What Jan suggested as the solution to this problem was that villagers be joined together in a cooperative to use the latest commercial equipment to add value to their meagre farming output. By doing this, they could move further up the value chain and capture some of the profits of the food industry that the farmer does not usually receive. This was the logic behind the Agri-Park project at the University of Fort Hare that Jan initiated. Villagers would use their own small plots of land to grow vegetables. A processing plant would be set up to dry vegetables and make soups in packets. The government was expected to come to the party by contracting Agri-Park to supply these local products for school lunch programs. In chapter four I will call this kind of project a “managed business project” because it depends on the professional and managerial expertise being provided by a cadre of experts appointed by the project. In this case, these experts were to be members of staff at the university. The university would oversee the project and make sure the profits really did flow through to village farmers.

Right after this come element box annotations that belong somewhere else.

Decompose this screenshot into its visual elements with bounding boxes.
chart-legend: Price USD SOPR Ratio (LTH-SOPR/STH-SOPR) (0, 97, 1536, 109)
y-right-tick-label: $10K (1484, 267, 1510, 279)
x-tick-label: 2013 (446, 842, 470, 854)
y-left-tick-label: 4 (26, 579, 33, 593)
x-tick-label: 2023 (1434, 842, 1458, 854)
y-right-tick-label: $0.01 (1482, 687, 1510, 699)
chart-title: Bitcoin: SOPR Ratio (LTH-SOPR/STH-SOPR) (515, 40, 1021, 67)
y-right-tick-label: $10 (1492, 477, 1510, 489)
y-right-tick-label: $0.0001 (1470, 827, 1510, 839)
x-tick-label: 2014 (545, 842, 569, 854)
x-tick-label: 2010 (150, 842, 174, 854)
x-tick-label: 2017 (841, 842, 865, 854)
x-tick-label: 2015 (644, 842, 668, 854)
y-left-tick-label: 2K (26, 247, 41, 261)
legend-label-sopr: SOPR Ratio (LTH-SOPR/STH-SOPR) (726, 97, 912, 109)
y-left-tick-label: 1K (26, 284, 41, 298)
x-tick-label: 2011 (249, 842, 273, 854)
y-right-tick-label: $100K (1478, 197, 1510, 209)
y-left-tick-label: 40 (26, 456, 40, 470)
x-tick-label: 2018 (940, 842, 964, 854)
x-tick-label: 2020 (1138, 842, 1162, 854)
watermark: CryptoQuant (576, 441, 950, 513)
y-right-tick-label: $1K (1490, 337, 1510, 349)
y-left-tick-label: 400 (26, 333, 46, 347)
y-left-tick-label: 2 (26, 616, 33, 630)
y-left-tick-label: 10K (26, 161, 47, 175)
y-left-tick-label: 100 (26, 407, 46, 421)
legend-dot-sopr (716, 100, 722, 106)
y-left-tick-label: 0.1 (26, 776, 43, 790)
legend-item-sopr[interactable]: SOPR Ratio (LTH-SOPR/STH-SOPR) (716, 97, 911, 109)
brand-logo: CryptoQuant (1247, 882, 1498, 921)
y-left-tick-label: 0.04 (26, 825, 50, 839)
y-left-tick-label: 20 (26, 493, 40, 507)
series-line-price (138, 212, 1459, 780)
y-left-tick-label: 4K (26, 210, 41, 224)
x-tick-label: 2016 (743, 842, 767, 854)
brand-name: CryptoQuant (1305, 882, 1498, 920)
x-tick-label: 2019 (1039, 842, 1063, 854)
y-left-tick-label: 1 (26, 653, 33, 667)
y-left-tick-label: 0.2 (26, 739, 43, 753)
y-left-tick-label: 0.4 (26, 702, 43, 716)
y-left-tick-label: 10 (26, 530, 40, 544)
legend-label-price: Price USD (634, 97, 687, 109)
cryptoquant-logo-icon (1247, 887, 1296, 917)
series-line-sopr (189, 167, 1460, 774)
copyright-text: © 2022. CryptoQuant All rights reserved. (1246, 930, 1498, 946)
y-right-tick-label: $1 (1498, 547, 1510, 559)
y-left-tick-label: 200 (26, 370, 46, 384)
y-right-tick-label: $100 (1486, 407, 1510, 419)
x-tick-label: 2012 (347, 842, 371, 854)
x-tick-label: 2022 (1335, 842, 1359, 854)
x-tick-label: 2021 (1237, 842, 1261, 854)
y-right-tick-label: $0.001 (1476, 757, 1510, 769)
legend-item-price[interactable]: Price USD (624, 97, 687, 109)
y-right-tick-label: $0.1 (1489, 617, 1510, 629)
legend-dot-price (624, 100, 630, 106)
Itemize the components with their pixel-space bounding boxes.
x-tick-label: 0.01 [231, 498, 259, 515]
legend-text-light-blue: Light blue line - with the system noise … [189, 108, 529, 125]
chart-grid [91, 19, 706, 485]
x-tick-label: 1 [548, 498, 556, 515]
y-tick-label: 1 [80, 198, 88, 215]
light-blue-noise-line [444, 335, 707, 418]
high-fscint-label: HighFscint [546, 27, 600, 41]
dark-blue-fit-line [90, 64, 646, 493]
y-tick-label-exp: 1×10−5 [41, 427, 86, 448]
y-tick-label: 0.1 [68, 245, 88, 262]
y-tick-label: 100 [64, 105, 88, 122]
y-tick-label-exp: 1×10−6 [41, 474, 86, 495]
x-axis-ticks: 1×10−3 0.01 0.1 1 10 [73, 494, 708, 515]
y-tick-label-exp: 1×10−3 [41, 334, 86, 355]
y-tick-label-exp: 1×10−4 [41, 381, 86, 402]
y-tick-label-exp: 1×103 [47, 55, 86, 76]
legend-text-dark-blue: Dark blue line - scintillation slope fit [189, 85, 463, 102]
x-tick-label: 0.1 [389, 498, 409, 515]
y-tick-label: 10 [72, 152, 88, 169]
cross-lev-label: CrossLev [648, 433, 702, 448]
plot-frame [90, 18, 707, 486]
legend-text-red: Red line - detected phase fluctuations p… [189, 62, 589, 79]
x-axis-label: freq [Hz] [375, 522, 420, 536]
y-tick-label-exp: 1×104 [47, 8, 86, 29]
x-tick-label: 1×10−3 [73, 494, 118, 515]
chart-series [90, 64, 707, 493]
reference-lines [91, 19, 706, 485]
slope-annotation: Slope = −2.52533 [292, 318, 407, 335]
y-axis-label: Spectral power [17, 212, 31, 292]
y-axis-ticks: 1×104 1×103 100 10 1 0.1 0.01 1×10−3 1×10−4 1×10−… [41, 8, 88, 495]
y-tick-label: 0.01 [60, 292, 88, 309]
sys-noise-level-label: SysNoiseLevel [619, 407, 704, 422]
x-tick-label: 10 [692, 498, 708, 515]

There were some initial successes. The project commandeered some land at the university to pioneer the vegetable growing and established a small processing plant that dried and packaged these vegetables. In the longer term, the Agri-Park project succumbed to some fairly typical problems. One was that the department of education did not adopt the project and favour Agri-Park products. Instead, schools were required to take quotes and give contracts to those who looked good on paper. Agri-Park was not given priority. A second problem was that the Agri-Park project depended upon the university staff in agriculture and other departments running the project and “managing” the business. Jan himself retired and no other staff were available who were passionate about making the project a success. Finally, it was difficult to expand the project at the village level. The kinds of vegetables that the project had to grow to be a commercial success are all vegetables that require irrigation in the conditions obtaining in Eastern Cape. To finance this kind of irrigation for the arm of the project operating in the village gardens and cropping fields it was necessary to have even further government funding and support. This was not forthcoming.